Roger Damour (R.D.) : J’ai 80 ans, j’étais concessionnaire Peugeot et là, je collectionne de vieilles automobiles. Mon père aussi était garagiste. Il a commencé comme mécanicien et après la guerre il s’est installé ici, à Montreuil, pour ouvrir une concession. J’ai repris son affaire.
R.D. : Paulette, c’est la sœur de ma mère. Ils étaient trois filles et deux garçons, ma mère était la plus jeune (1917). Je crois que ma tante était l’ainée (1910-1998). Ma sœur l’a plus fréquentée que moi. Moi j’étais content de la voir de temps en temps. Elle nous a baladé tout gosse, on allait à la pêche ensemble… Et puis on allait voir ses films tout le temps.
Jérôme Damour (J.D.) : Je suis Jérôme Damour, j’ai 54 ans et j’habite à Paris. J’exerce le métier d’architecte d’intérieur. Paulette c’est ma grand-tante, on était très proches. Elle était passionnée par ses neveux et petits neveux. Enfant, on y allait très régulièrement. Et quand on n’y allait pas assez souvent, elle passait un coup de fil à maman pour nous réclamer. Cela me fait rire que vous la considériez en tant que réalisatrice, j’ai une vision très familiale d’elle.

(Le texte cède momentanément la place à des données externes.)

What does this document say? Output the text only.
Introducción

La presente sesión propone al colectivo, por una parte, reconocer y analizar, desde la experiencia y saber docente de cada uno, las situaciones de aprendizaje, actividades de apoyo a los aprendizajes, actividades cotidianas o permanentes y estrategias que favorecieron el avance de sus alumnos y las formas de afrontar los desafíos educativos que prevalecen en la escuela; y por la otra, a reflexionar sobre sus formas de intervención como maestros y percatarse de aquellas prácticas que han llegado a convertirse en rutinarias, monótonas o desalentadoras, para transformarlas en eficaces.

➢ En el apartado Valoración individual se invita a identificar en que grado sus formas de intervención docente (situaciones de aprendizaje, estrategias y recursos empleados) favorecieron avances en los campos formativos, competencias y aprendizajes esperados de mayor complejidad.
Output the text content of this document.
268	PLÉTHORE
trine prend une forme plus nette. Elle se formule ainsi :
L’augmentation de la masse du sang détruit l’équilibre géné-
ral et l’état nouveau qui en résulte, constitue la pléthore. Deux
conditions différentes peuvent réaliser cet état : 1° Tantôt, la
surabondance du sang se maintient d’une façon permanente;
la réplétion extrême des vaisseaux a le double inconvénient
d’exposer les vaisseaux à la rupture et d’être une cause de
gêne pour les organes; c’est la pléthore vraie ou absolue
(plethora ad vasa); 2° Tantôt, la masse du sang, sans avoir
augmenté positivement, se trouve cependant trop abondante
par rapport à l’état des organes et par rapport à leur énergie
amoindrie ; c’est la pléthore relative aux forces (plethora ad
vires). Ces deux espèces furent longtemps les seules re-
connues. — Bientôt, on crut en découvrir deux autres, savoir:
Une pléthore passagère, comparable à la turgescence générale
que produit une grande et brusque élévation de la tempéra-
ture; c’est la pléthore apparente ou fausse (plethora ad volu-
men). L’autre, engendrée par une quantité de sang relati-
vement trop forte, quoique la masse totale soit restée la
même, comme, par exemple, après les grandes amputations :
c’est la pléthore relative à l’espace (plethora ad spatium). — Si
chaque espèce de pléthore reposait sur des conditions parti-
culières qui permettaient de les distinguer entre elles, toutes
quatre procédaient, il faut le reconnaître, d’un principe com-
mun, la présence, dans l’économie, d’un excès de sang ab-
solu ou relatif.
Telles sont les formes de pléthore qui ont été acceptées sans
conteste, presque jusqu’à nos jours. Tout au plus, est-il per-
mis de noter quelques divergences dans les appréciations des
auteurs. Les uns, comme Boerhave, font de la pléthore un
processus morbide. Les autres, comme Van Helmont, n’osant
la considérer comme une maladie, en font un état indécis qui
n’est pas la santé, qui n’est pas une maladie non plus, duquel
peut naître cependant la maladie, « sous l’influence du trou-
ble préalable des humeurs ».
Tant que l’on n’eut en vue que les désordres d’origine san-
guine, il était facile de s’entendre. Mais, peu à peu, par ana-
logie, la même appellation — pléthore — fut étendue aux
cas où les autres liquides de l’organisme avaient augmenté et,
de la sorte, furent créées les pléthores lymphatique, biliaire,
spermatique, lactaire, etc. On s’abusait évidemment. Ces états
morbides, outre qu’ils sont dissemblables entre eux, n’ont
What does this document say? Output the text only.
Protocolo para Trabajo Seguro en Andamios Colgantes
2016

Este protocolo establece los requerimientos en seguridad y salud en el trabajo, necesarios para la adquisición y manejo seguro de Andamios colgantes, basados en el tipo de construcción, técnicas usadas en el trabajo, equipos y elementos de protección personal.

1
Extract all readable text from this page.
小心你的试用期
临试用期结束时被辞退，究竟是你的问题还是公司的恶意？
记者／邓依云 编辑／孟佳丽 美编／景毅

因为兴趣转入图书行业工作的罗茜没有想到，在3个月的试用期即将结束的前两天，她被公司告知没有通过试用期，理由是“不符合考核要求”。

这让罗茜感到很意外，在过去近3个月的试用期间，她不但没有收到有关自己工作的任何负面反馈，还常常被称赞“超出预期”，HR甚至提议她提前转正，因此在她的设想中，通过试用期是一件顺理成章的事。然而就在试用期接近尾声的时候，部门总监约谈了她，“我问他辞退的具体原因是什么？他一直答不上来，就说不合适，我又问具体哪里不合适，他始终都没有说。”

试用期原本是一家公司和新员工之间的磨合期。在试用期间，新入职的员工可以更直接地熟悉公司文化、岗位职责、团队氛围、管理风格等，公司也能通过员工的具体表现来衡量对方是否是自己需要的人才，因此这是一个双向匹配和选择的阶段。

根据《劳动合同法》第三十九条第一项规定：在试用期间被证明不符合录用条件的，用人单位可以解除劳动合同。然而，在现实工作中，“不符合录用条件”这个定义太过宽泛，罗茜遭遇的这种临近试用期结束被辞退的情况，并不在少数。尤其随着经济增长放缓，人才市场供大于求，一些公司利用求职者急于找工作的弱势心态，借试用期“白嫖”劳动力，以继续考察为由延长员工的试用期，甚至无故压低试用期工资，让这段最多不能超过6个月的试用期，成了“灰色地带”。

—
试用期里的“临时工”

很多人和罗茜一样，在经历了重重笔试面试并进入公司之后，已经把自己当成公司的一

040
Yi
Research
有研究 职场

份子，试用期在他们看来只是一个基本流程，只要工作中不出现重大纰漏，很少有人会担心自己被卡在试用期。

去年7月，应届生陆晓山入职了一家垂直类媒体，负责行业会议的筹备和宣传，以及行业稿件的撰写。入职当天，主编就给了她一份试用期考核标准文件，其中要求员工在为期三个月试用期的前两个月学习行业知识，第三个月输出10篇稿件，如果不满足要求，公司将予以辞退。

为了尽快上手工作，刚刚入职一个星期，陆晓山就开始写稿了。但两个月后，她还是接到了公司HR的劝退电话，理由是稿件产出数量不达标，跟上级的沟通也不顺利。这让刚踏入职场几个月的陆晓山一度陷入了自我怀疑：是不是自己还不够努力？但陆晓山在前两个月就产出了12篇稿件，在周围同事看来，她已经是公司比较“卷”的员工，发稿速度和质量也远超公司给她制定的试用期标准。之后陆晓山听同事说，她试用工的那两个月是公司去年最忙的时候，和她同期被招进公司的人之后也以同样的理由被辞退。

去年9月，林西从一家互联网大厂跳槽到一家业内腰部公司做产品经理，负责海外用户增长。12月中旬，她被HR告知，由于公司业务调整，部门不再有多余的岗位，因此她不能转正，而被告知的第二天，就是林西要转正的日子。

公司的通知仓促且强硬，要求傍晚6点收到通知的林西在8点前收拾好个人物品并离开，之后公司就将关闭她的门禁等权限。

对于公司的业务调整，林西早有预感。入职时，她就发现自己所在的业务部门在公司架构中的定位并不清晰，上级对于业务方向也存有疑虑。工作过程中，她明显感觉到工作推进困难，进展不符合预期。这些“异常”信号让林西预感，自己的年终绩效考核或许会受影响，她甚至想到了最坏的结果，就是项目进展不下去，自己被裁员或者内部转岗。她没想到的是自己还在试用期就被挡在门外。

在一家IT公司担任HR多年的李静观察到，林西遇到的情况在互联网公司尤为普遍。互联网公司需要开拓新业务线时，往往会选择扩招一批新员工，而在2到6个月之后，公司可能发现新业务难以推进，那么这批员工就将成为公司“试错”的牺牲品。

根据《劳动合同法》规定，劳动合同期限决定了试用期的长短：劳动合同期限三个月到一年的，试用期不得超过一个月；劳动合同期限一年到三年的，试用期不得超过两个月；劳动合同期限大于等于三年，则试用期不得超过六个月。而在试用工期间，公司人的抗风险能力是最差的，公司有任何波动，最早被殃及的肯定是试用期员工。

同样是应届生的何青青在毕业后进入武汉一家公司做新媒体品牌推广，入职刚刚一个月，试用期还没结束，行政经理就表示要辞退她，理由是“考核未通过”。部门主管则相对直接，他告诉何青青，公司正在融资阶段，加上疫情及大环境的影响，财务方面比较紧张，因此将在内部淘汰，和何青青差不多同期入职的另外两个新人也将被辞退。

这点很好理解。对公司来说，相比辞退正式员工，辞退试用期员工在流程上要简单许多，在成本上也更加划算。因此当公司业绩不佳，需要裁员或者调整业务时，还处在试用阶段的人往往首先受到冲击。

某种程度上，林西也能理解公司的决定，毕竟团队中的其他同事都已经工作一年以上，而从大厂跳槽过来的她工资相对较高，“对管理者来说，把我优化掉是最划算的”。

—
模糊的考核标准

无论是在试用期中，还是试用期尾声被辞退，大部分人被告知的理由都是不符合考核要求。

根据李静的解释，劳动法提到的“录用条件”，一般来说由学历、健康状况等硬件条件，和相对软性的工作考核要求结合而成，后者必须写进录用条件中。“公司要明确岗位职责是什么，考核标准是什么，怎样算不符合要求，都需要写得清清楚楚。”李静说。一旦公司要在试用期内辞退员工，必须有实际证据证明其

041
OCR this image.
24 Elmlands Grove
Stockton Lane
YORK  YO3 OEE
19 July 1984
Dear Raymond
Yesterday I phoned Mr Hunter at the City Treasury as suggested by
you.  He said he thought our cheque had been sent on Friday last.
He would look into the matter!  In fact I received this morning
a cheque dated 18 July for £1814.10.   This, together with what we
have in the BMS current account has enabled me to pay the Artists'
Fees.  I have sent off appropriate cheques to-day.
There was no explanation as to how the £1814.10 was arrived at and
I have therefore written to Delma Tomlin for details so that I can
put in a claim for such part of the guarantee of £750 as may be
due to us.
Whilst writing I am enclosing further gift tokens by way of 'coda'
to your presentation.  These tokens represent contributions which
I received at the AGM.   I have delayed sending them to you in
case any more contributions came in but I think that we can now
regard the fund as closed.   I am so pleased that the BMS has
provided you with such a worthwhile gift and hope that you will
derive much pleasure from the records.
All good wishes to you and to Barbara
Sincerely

J.D. : En rentrant de l’école à Montreuil, je passais toujours lui faire un bisou. Encore aujourd’hui, je rêve que je passe lui dire bonjour. Quand j’étais en pension ou à l’étranger, on s’écrivait des lettres pour se donner des nouvelles. Même avec ses mains toutes tordues elle avait une très belle écriture.
Qui était-elle ?
R.D. : Ma tante, elle a tout fait ! Elle découpait les articles dans les journaux, elle faisait de la photographie, elle se baladait à droite à gauche avec sa voiture… C’était un Trèfle Citroën (NDLR : modèle de voiture), alors pour rouler avec il fallait le faire ! Elle collectionnait aussi beaucoup les cartes postales et les timbres. Ensuite elle est devenue amie du musée de Montreuil-sur-Mer et elle s’est occupée des quilles (NDLR : jeu régional). Elle a commencé à tourner dans les années 1935 quand même ! Elle faisait du montage, elle développait les photos sur des plaques de verre… C’était une femme moderne en fin de compte. Elle ne restait pas dans la famille : elle roulait.
R.D. : Elle était fort indépendante et n’a pas eu de vie de famille. Mais elle était quand même amie avec plusieurs personnes : la fille du notaire, celle de la mercerie et du marchand de meuble. A priori ce n’était que des copines, mais on n’en sait rien…
En dehors des films qu’elle tournait, exerçait-elle d’autres activités ?
R.D. : C’était la deuxième femme commissaire priseure (1948-1972). Son père, qui habitait la maison où il y a l’office du tourisme aujourd’hui, était déjà commissaire priseur. Quand ma tante est née, elle n’avait pas de palais. Le docteur avait dit à son père : “Vous savez, elle ne vivra pas”. Mais elle a quand même vécu près de 80 ans.
R.D. Ma tante était une femme honnête. Elle n’a pas fait fortune et a dû vendre sa maison, que je lui ai racheté en 1995, car elle n’avait plus d’économie et une très petite retraite.
R.D. J’ai une histoire qu’elle m’a racontée sur une sœur de l’abbaye de Valloires. La soeur Papillon, qui a soigné des blessés pendant la guerre, est venue voir ma tante une fois, car elle avait un meuble à vendre. La soeur a amené le meuble et quand ma tante a ouvert les tiroirs, elle a trouvé des pièces d’argent et des bijoux. Elle a téléphoné à la sœur et lui a tout rendu. N’importe qui les aurait conservés.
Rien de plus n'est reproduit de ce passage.